– di Eddy BENATO, Mara CARON e Rebecca IVKOVIĆ
Lo scopo del sito “Il Liutaio nel Bazaar” è creare un luogo sulla rete dove condividere i lavori di ricerca degli studenti di storia con il pubblico e intrattenere un discorso con quest’ultimo, aprendo le porte dell’accademia e rimanendo sempre sensibili agli input dei propri lettori. A seguito della conclusione della prima parte del progetto, tre membri riflettono sulle possibilità e le difficoltà della digital public history nel panorama culturale italiano.
Una lotta all’algoritmo: il problema dei contenuti culturali sul web
Come esplicitato precedentemente dalla mia collega Mara, la possibilità di utilizzare contenuti audiovisivi all’interno delle pagine web apre nuove possibilità alla divulgazione storica verso il pubblico non accademico. È l’obiettivo principale della digital public history: rendere il più possibile accessibile ai non esperti del settore una conoscenza precedentemente reclusa tra le mura delle università.
Questa pratica di democratizzazione delle informazioni storiche deve però scontrarsi con una serie di ostacoli significativi all’accessibilità dei contenuti. Certamente possiamo ricordare le barriere linguistiche, che limitano pesantemente la diffusione delle informazioni, o quelle informatiche: dopotutto il digital divide, l’esclusione di una grande fascia della popolazione mondiale dall’accesso alle risorse digitali, è una realtà con la quale bisogna costantemente confrontarsi. Ma ciò di cui vorrei parlare riguarda un problema ancora più diffuso sulla rete: la difficoltà ad ottenere e mantenere l’attenzione del lettore. Non è un problema di poco conto: già Zygmunt Bauman nel suo pionieristico Modernità liquida ci mise in guardia sulla tendenza del nuovo secolo a preferire soddisfazioni date da contenuti facilmente assimilabili e non duraturi.

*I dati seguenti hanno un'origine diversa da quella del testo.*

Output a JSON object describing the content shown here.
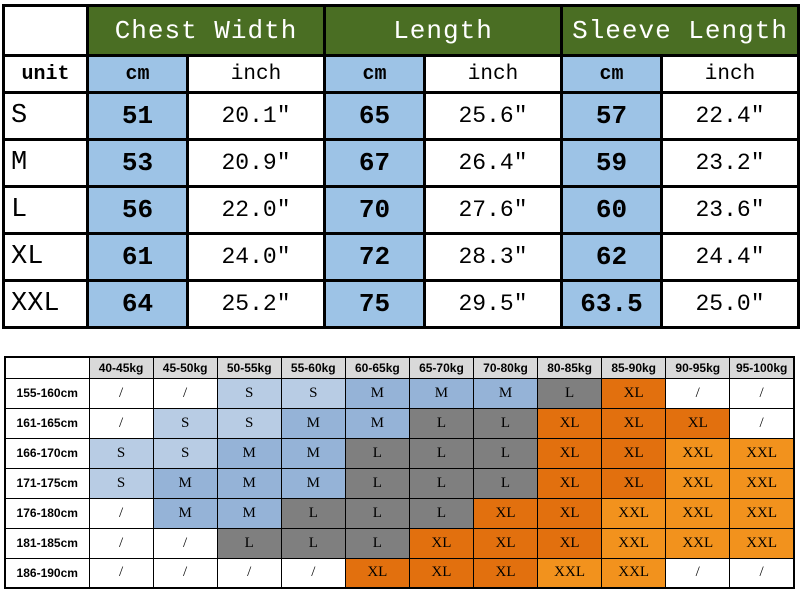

Basta fare una breve ricerca su piattaforme come YouTube per riscontrare come oggi una grande fascia della popolazione abbia difficoltà a mantenere l’attenzione di fronte a contenuti informativi che richiedono un maggior sforzo mentale. Non mancano infatti centinaia di tutorial su come essere più produttivi e liberarsi dalla dipendenza da social media. I siti e le piattaforme online di maggior successo lo sanno e per questo motivo strutturano i propri canali facendo sì che i contenuti siano accessibili tramite il minor sforzo possibile, privilegiando quelli più visivamente accattivanti ma poveri di informazioni di valore culturale.
Si prenda l’esempio di TikTok, una delle piattaforme oggi più utilizzate. Aprendo l’app non bisogna nemmeno ricercare i video di proprio interesse: è l’algoritmo, scrupolosamente studiato, ad offrire una serie infinita di contenuti scelti apposta per mantenere l’attenzione, inserendo l’utente in una continua spirale di stimoli dalla quale è difficile distogliere lo sguardo. Se è l’algoritmo a scegliere cosa dobbiamo guardare, i contenuti di divulgazione culturale, che per propria natura richiedono uno sforzo mentale maggiore, non ricevono una copertura degna del loro valore. È una continua lotta sulla rete per raggiungere il pubblico, dove siti come il nostro partono fortemente in svantaggio.
Attualmente stiamo lavorando per ovviare al problema e ottenere una maggior diffusione dei nostri lavori. Ma la complessità dei nostri contenuti, nonostante il costante lavoro di rielaborazione per il pubblico, e la difficoltà a farsi notare in un flusso di offerte in continua espansione, rimangono un ostacolo significativo sul nostro cammino. La digital public history, più in generale, dovrà infine trovare presto una soluzione per continuare a definirsi e ad essere davvero public.